Used when either a Stop Strap or Natural Stop is needed to control the swing momentum or initial two second drop period before the branch travels down the zip line. This is crucial when the branch would otherwise act in an undesirable way if allowed to carry through with its intial swing.

Topping Zip

This allows us to send the tops down quickly and place minimal stress at the tie off point. A leverage knot and locking carabiner are often used. The climber feels minimal, if any, movement at the top of the tree if all goes as it should.

Belay Techniques

A large limb is belayed out of a tree and guided by one of the crew of Hitman Tree for greater control and reduced risk of property damage.

End-line Belay

Meant for use with light limbs which are typically closer to the ground.

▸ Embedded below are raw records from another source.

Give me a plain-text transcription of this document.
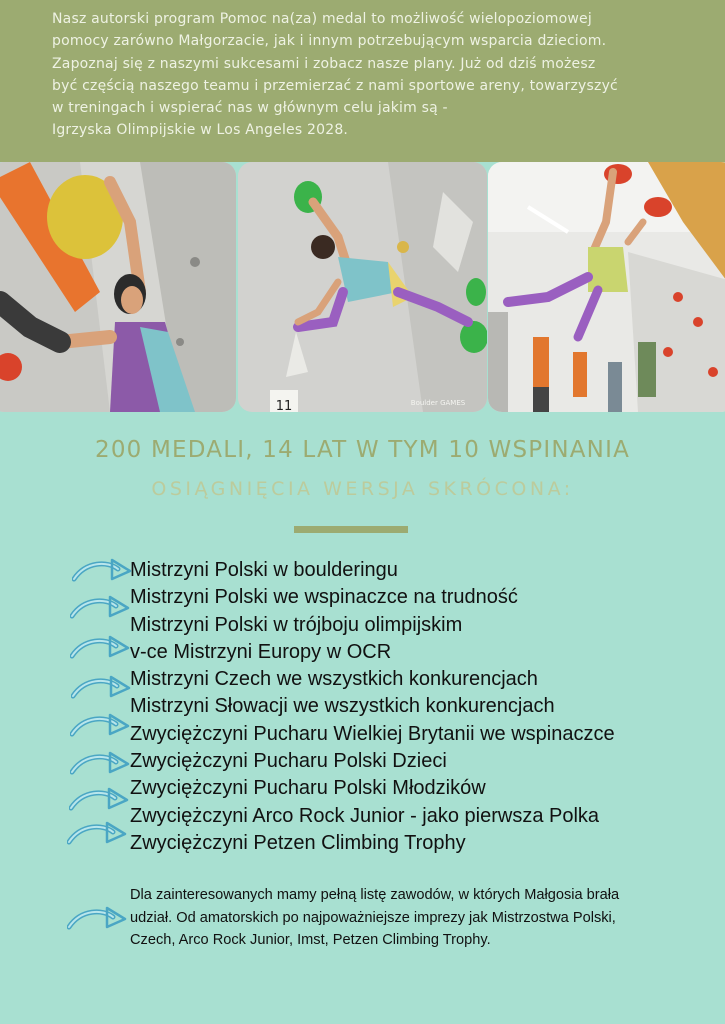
Nasz autorski program Pomoc na(za) medal to możliwość wielopoziomowej
pomocy zarówno Małgorzacie, jak i innym potrzebującym wsparcia dzieciom.
Zapoznaj się z naszymi sukcesami i zobacz nasze plany. Już od dziś możesz
być częścią naszego teamu i przemierzać z nami sportowe areny, towarzyszyć
w treningach i wspierać nas w głównym celu jakim są -
Igrzyska Olimpijskie w Los Angeles 2028.

11	Boulder GAMES
200 MEDALI, 14 LAT W TYM 10 WSPINANIA
OSIĄGNIĘCIA WERSJA SKRÓCONA:
Mistrzyni Polski w boulderingu
Mistrzyni Polski we wspinaczce na trudność
Mistrzyni Polski w trójboju olimpijskim
v-ce Mistrzyni Europy w OCR
Mistrzyni Czech we wszystkich konkurencjach
Mistrzyni Słowacji we wszystkich konkurencjach
Zwyciężczyni Pucharu Wielkiej Brytanii we wspinaczce
Zwyciężczyni Pucharu Polski Dzieci
Zwyciężczyni Pucharu Polski Młodzików
Zwyciężczyni Arco Rock Junior - jako pierwsza Polka
Zwyciężczyni Petzen Climbing Trophy

Dla zainteresowanych mamy pełną listę zawodów, w których Małgosia brała
udział. Od amatorskich po najpoważniejsze imprezy jak Mistrzostwa Polski,
Czech, Arco Rock Junior, Imst, Petzen Climbing Trophy.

In this instance, zips are problematic and a belay is a no-brainer for quick set up and controlled lowering. The end of the line is passed through a strap which is placed above the branch to be worked. It is then attached to the branch to be cut. A Rescue Figure 8 is often used for lowering control. There is no mechanical advantage with this particular technique.

Mid-line Belay

These have a Figure 8 knot and the running part of the down line secured by straps to a limb on the tree. A strap is then attached to the limb to be cut at the bight between the other two secured points. Because there is a two to one mechanical advantage, heavier limbs can be handled this way with ease. Straps are double, tripled or quadrupled depending on anticipated jerk load forces. A Rescue Figure 8 or Port-a-Wrap is always used with this technique.

Hinge Belay

Used to turn and control large limbs from hazards with absolute control. It is also facilitated by our unique High Tie which allows us to quickly and safely traverse a branch, place straps three fifths of the way out and clip carabiners to the slack side of our personal belay. A tag line is connected to the straps on the limb for lateral control. Sliding back to the main trunk the climber resets his flip line, releases his belay and connect the down line to a Rescue Figure 8 or Port-a-Wrap for vertical control.